Ablechild believes these are basic questions that may help provide the answers that Dr. Richman is seeking and, also, make sense of the millions of dollars that were immediately appropriated by the State Legislature for increased mental health services.

 

 

Newtown Massacre & The Courant’s Endorsement of McKinney

According to the August 2nd article in the Hartford Courant titled McKinney Over Foley in Republican Primary for Governor, McKinney is the paper’s choice to remain in the Capitol because, among other things, in immediate aftermath of Sandy Hook, McKinney voted for the controversial and intrusive gun safety bill.

The Hartford Courant has thrown its endorsement to McKinney because the Senate Minority leader ignored the Republican base and voted with the Democrats where, “he could engage in the process and try to influence the drafting of the law.”

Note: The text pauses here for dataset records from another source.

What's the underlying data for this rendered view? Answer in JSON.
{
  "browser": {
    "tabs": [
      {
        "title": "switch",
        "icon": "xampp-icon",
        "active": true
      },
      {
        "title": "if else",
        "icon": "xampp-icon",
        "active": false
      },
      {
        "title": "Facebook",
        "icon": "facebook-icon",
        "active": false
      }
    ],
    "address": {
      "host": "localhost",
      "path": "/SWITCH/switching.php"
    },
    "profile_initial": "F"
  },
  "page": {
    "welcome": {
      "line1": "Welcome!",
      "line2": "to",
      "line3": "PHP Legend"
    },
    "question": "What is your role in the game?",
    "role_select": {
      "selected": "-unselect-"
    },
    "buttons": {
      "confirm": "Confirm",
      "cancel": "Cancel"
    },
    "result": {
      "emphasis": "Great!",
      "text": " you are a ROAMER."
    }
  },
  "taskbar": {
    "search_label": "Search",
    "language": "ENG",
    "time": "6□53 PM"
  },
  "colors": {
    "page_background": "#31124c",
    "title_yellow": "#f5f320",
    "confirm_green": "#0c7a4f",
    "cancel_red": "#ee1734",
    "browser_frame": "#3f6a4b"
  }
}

It is unclear how McKinney influenced that legislation and, actually, it would be of some interest to the voters to know what specific role McKinney played in crafting the sweeping legislative language. While the gun restrictions are repugnant to many, Ablechild is more concerned about the other legislative measures included, specifically the costly increases in mental health services forced on taxpayers.

Recall that the legislation in question was hurriedly passed with little or no public input. More importantly, the investigative report on Sandy Hook had not been completed at the time of the vote and, therefore, lawmakers, including McKinney, literally were writing legislation based on the passions of the moment, not on supporting data.

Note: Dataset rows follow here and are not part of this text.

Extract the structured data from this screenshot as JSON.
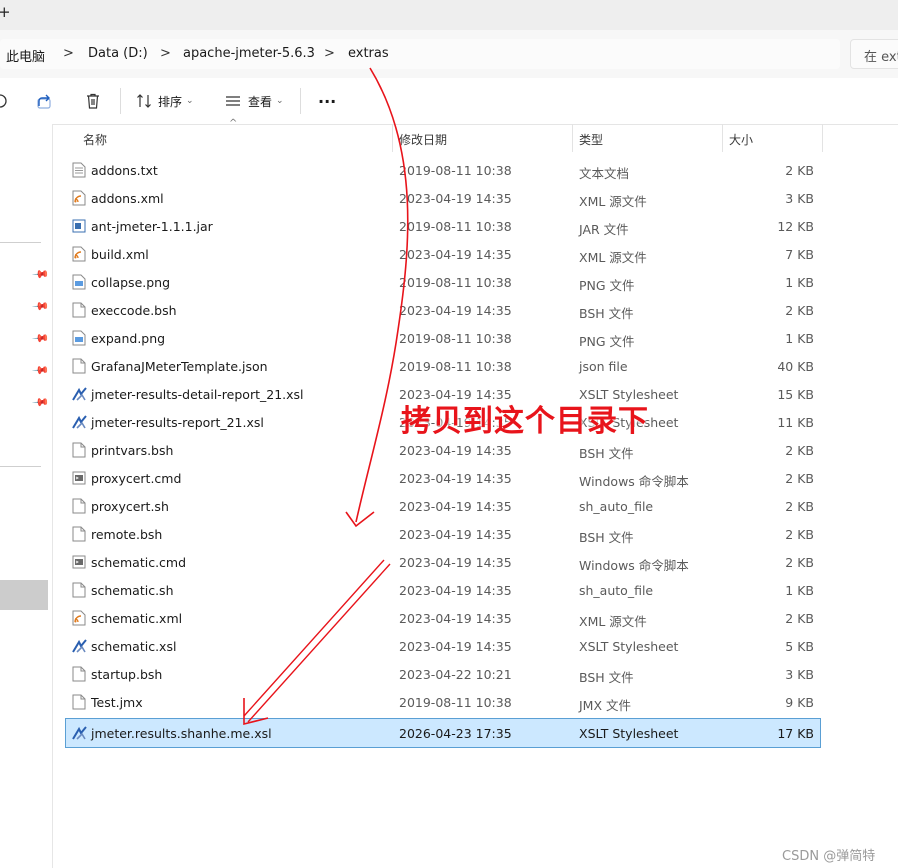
{
  "tab": {
    "new_tab": "+"
  },
  "breadcrumb": {
    "items": [
      "此电脑",
      "Data (D:)",
      "apache-jmeter-5.6.3",
      "extras"
    ],
    "separator": ">"
  },
  "search": {
    "placeholder": "在 ext"
  },
  "toolbar": {
    "sort_label": "排序",
    "view_label": "查看",
    "more_label": "..."
  },
  "columns": {
    "name": "名称",
    "date": "修改日期",
    "type": "类型",
    "size": "大小"
  },
  "files": [
    {
      "name": "addons.txt",
      "date": "2019-08-11 10:38",
      "type": "文本文档",
      "size": "2 KB",
      "icon": "text-file-icon"
    },
    {
      "name": "addons.xml",
      "date": "2023-04-19 14:35",
      "type": "XML 源文件",
      "size": "3 KB",
      "icon": "xml-file-icon"
    },
    {
      "name": "ant-jmeter-1.1.1.jar",
      "date": "2019-08-11 10:38",
      "type": "JAR 文件",
      "size": "12 KB",
      "icon": "jar-file-icon"
    },
    {
      "name": "build.xml",
      "date": "2023-04-19 14:35",
      "type": "XML 源文件",
      "size": "7 KB",
      "icon": "xml-file-icon"
    },
    {
      "name": "collapse.png",
      "date": "2019-08-11 10:38",
      "type": "PNG 文件",
      "size": "1 KB",
      "icon": "image-file-icon"
    },
    {
      "name": "execcode.bsh",
      "date": "2023-04-19 14:35",
      "type": "BSH 文件",
      "size": "2 KB",
      "icon": "blank-file-icon"
    },
    {
      "name": "expand.png",
      "date": "2019-08-11 10:38",
      "type": "PNG 文件",
      "size": "1 KB",
      "icon": "image-file-icon"
    },
    {
      "name": "GrafanaJMeterTemplate.json",
      "date": "2019-08-11 10:38",
      "type": "json file",
      "size": "40 KB",
      "icon": "blank-file-icon"
    },
    {
      "name": "jmeter-results-detail-report_21.xsl",
      "date": "2023-04-19 14:35",
      "type": "XSLT Stylesheet",
      "size": "15 KB",
      "icon": "xslt-file-icon"
    },
    {
      "name": "jmeter-results-report_21.xsl",
      "date": "2023-04-19 14:35",
      "type": "XSLT Stylesheet",
      "size": "11 KB",
      "icon": "xslt-file-icon"
    },
    {
      "name": "printvars.bsh",
      "date": "2023-04-19 14:35",
      "type": "BSH 文件",
      "size": "2 KB",
      "icon": "blank-file-icon"
    },
    {
      "name": "proxycert.cmd",
      "date": "2023-04-19 14:35",
      "type": "Windows 命令脚本",
      "size": "2 KB",
      "icon": "cmd-file-icon"
    },
    {
      "name": "proxycert.sh",
      "date": "2023-04-19 14:35",
      "type": "sh_auto_file",
      "size": "2 KB",
      "icon": "blank-file-icon"
    },
    {
      "name": "remote.bsh",
      "date": "2023-04-19 14:35",
      "type": "BSH 文件",
      "size": "2 KB",
      "icon": "blank-file-icon"
    },
    {
      "name": "schematic.cmd",
      "date": "2023-04-19 14:35",
      "type": "Windows 命令脚本",
      "size": "2 KB",
      "icon": "cmd-file-icon"
    },
    {
      "name": "schematic.sh",
      "date": "2023-04-19 14:35",
      "type": "sh_auto_file",
      "size": "1 KB",
      "icon": "blank-file-icon"
    },
    {
      "name": "schematic.xml",
      "date": "2023-04-19 14:35",
      "type": "XML 源文件",
      "size": "2 KB",
      "icon": "xml-file-icon"
    },
    {
      "name": "schematic.xsl",
      "date": "2023-04-19 14:35",
      "type": "XSLT Stylesheet",
      "size": "5 KB",
      "icon": "xslt-file-icon"
    },
    {
      "name": "startup.bsh",
      "date": "2023-04-22 10:21",
      "type": "BSH 文件",
      "size": "3 KB",
      "icon": "blank-file-icon"
    },
    {
      "name": "Test.jmx",
      "date": "2019-08-11 10:38",
      "type": "JMX 文件",
      "size": "9 KB",
      "icon": "blank-file-icon"
    },
    {
      "name": "jmeter.results.shanhe.me.xsl",
      "date": "2026-04-23 17:35",
      "type": "XSLT Stylesheet",
      "size": "17 KB",
      "icon": "xslt-file-icon",
      "selected": true
    }
  ],
  "annotation": {
    "text": "拷贝到这个目录下",
    "color": "#e8141b"
  },
  "watermark": {
    "text": "CSDN @弹简特"
  },
  "colors": {
    "selection": "#cce8ff",
    "selection_border": "#5a9fd4",
    "annotation_red": "#e8141b"
  }
}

In fact, a year-and-a-half later, there still is no data to support the costly mental health measures passed in that legislation. There is no publicly available evidence that Adam Lanza lacked mental health services. Frankly, there is no information publicly provided about Adam Lanza’s mental health treatment after 2007 – five years prior to the shooting. Is this information not important to McKinney or even the Courant?

Given the obvious lack of information about Lanza’s mental health, does it not seem irresponsible that lawmakers, including McKinney, would rush the passage of costly mental health legislation? After all, there is a projected $1.4 billion deficit next year. How much of this deficit includes the newly passed increased mental health services?

Ablechild appreciates McKinney’s experience and could have used his “influence” when it sued the state for the release of Adam Lanza’s medical/mental health records and toxicology report. But there was no support from McKinney or any lawmaker. There was no, nor is there any, interest on the part of lawmakers to obtain any data about Adam Lanza’s mental health treatment leading up to the shooting.

Yes, McKinney’s 15-years of experience is helpful, but how effective is that experience if those legislative efforts are not based in documentable necessity? One cannot help but wonder how many other legislative measures were passed with McKinney’s “influence” that were based on zero supporting information?

For that matter, one has to wonder why the Hartford Courant, clearly aware of the lack of documentation regarding Adam Lanza’s mental health, continually fails to address this point. Additionally, is it not odd that, prior to the release of the investigative report, the Courant was all over the shooting at Sandy Hook but has failed to report on investigative details that scream for answers.

Specifically, is the Courant not interested in the oddity of the envelope found in the Lanza home, addressed “for the young children of Sandy Hook Elementary” and, of which, the DNA of a known offender in New York was obtained. Is the Courant not interested in what information was contained in the stamped, addressed envelope? Is there no interest by this reporting entity as to how this piece of evidence found its way into the Lanza home?

It’s one thing for lawmakers to ignore investigative material, but when a leading press organization blatantly fails to report on important investigative details, the people of the state truly are not being served.